Characteristics: The W32.Stang application is a worm that multiplies using Microsoft MSN Messenger and tries to end processes and change security settings. The worm disables the Registry Editor and Task Manager as well.

More details about W32.Stang

The W32.Stang program is a worm that multiplies through Microsoft MSN Messenger and tries to stop the processes and lower the security settings. The W32.Stang worm also disables the Registry Editor and Task Manager. When the W32.Stang is opened, it makes the “%Windir%WINDOWSBACKUP.EXE” and “%Windir%HEY LOOK AT MY MOMS DILDO!!.PIF” files. W32.Stang worm adds the value "WindowsBackup" = "%Windir%WINDOWSBACKUP.EXE" to the registry key, so that it opens each time Windows starts. It adds the values "FirewallDisableNotify" = "1", "UpdatesDisableNotify" = "1", and "AntiVirusDisableNotify" = "1" to the registry subkeys to disable different functions of security in Windows.

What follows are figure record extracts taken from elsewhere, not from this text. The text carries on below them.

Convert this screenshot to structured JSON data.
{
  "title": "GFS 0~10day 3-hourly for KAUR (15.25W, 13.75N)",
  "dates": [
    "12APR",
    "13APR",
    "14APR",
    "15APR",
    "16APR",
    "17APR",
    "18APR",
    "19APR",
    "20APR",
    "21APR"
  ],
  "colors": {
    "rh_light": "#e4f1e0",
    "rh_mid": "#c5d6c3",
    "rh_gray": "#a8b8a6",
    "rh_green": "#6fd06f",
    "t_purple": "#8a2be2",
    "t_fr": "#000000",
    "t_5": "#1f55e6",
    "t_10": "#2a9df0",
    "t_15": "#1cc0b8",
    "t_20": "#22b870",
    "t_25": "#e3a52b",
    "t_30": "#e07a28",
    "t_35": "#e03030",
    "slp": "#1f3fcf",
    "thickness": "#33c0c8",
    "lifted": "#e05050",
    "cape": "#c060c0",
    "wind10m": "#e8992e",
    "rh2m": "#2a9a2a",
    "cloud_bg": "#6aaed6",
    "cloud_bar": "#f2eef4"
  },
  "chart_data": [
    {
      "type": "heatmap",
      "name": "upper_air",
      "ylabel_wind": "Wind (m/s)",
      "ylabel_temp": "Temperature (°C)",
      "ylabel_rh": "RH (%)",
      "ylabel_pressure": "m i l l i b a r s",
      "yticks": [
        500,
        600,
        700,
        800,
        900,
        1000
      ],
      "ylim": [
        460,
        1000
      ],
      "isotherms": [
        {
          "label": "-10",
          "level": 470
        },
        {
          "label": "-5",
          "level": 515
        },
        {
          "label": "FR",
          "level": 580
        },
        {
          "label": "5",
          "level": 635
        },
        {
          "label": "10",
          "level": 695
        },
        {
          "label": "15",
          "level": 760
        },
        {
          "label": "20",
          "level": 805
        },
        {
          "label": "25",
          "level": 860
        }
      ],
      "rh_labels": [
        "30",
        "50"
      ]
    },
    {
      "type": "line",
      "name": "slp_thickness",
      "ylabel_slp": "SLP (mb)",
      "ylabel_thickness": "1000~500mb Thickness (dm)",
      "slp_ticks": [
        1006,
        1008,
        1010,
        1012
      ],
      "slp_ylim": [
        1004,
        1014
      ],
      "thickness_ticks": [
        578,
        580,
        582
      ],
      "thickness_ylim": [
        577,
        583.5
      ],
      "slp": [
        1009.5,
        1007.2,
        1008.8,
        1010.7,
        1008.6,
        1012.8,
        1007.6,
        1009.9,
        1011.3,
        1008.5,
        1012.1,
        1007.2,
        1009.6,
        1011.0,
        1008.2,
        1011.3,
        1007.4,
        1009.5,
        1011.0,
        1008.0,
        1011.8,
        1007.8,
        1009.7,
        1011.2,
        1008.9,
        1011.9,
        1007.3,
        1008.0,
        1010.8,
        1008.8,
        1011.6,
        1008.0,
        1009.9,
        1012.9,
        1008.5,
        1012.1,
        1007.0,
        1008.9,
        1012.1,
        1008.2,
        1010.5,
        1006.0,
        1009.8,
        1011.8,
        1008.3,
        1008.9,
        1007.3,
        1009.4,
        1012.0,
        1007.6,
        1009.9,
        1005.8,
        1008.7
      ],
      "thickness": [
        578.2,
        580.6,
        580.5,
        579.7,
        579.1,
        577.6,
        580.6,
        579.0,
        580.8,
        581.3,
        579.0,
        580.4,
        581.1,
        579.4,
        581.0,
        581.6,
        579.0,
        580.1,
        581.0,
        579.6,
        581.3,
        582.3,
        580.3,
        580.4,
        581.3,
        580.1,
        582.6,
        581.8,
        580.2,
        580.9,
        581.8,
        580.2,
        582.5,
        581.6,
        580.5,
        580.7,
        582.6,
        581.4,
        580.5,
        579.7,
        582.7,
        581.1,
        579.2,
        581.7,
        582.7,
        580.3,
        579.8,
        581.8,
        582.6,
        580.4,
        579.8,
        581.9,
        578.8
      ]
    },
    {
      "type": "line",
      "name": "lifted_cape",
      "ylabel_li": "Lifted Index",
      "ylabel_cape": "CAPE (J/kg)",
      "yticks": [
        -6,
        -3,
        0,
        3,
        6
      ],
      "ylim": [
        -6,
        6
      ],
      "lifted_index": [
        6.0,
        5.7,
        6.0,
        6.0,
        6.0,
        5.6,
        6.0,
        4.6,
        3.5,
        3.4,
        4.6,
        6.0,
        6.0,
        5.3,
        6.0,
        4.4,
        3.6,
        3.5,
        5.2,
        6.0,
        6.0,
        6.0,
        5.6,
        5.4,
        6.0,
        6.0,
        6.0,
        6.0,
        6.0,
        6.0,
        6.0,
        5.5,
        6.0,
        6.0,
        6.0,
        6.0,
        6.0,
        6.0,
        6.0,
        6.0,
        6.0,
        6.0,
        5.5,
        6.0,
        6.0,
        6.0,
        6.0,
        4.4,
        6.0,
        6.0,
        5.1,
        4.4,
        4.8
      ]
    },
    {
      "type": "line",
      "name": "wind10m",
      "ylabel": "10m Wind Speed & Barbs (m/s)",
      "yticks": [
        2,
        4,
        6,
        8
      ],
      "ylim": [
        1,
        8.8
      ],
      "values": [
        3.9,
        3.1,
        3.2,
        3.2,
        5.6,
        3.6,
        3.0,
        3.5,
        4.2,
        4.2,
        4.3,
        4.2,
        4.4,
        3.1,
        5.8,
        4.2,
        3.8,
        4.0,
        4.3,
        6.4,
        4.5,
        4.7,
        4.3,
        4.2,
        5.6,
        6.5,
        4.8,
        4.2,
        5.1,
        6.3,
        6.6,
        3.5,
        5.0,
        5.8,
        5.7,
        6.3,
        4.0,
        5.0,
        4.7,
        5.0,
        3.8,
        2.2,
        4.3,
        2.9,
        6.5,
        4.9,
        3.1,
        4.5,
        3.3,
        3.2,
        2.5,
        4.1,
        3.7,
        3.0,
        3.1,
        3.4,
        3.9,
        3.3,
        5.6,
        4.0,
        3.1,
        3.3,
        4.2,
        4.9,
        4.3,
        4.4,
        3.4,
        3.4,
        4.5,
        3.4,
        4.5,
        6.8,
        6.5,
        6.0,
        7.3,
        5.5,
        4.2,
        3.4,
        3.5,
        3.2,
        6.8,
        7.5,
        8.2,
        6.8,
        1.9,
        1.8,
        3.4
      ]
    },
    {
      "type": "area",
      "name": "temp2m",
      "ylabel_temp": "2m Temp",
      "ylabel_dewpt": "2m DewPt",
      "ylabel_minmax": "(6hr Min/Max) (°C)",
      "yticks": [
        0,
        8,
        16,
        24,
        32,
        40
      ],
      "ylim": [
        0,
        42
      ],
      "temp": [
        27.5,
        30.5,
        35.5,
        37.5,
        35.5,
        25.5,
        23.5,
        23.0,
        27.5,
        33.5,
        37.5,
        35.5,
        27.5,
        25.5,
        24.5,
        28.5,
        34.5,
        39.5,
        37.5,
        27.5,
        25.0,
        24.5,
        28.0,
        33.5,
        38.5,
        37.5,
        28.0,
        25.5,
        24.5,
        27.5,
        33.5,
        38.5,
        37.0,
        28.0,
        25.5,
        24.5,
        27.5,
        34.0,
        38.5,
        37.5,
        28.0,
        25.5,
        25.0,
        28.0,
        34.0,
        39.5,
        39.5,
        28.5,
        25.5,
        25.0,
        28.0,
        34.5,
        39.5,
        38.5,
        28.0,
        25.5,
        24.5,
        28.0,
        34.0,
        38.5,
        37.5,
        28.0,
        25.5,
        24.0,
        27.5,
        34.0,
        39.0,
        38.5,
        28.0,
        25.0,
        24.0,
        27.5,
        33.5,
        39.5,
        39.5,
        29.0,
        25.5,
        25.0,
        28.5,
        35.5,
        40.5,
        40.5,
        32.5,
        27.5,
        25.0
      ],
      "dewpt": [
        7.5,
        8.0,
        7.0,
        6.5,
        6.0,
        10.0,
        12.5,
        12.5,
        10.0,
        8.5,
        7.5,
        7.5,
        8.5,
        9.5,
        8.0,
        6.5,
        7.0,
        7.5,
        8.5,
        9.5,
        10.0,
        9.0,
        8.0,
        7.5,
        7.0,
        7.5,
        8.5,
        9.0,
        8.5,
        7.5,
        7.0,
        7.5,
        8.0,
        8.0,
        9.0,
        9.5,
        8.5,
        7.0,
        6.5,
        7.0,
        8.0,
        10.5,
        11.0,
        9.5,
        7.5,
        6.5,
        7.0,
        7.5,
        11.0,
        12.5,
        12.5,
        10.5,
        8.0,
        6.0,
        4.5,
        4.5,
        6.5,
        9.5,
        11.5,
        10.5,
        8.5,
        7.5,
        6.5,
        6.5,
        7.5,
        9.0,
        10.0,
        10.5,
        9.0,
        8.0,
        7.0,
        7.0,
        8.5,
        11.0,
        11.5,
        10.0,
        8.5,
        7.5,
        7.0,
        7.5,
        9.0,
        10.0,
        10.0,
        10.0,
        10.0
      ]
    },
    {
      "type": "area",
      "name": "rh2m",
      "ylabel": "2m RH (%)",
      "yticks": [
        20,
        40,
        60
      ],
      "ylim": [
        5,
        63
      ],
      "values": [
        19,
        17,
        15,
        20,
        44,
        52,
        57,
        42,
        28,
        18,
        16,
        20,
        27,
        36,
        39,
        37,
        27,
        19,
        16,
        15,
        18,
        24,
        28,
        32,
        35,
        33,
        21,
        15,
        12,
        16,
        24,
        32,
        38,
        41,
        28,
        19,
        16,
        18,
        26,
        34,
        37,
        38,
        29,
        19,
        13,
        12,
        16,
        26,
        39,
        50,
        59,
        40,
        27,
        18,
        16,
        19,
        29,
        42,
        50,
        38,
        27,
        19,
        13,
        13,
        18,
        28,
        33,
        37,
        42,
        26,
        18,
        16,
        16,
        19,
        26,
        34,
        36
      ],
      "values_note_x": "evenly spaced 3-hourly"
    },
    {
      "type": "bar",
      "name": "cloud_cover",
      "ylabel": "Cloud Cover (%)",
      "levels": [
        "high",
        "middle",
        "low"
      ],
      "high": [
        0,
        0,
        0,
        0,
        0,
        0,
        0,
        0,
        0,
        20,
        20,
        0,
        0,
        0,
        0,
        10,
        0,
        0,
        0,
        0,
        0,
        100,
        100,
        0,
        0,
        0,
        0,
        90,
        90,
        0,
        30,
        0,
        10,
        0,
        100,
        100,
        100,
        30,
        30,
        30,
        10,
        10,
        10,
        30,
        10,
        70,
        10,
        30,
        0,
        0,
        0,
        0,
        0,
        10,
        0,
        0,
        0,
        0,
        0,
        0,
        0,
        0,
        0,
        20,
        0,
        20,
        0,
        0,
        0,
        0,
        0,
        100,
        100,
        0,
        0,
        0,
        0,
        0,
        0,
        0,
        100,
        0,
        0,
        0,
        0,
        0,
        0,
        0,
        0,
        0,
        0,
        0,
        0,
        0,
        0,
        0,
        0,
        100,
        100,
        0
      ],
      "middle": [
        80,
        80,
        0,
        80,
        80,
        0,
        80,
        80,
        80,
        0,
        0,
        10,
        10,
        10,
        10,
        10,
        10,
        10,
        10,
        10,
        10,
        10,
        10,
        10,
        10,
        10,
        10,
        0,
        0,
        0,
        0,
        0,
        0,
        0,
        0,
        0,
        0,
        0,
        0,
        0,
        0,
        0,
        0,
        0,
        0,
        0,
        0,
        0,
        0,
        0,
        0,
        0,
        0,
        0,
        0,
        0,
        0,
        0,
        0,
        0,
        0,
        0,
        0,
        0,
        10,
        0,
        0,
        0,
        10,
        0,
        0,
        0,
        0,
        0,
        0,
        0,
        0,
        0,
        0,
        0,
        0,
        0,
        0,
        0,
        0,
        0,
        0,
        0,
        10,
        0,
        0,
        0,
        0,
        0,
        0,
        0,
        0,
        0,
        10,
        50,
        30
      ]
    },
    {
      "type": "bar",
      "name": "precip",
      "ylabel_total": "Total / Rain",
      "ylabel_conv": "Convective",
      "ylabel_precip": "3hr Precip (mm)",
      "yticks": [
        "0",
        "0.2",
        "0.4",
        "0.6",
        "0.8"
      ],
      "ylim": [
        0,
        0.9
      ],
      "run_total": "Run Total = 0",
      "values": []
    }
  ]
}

The W32.Stang worm changes the value "DisableTaskMgr" = "1" and "DisableRegistryTools" = "1 in the registry key to disable the Registry Editor and Task Manager. It erases the values "[Random value]" = "cfgpwnz.exe" and "[Random value]" = "actboost.exe" from the registry key to disable some other threats. It tries to end the processes of “SVCHOST.EXE” and “LSASS.EXE”. The W32.Stang spreads the “Message: Look At This Hot Naked Girl” and “Attachment: Hey look at my moms dildo!!.pif” to all MSN messenger contacts.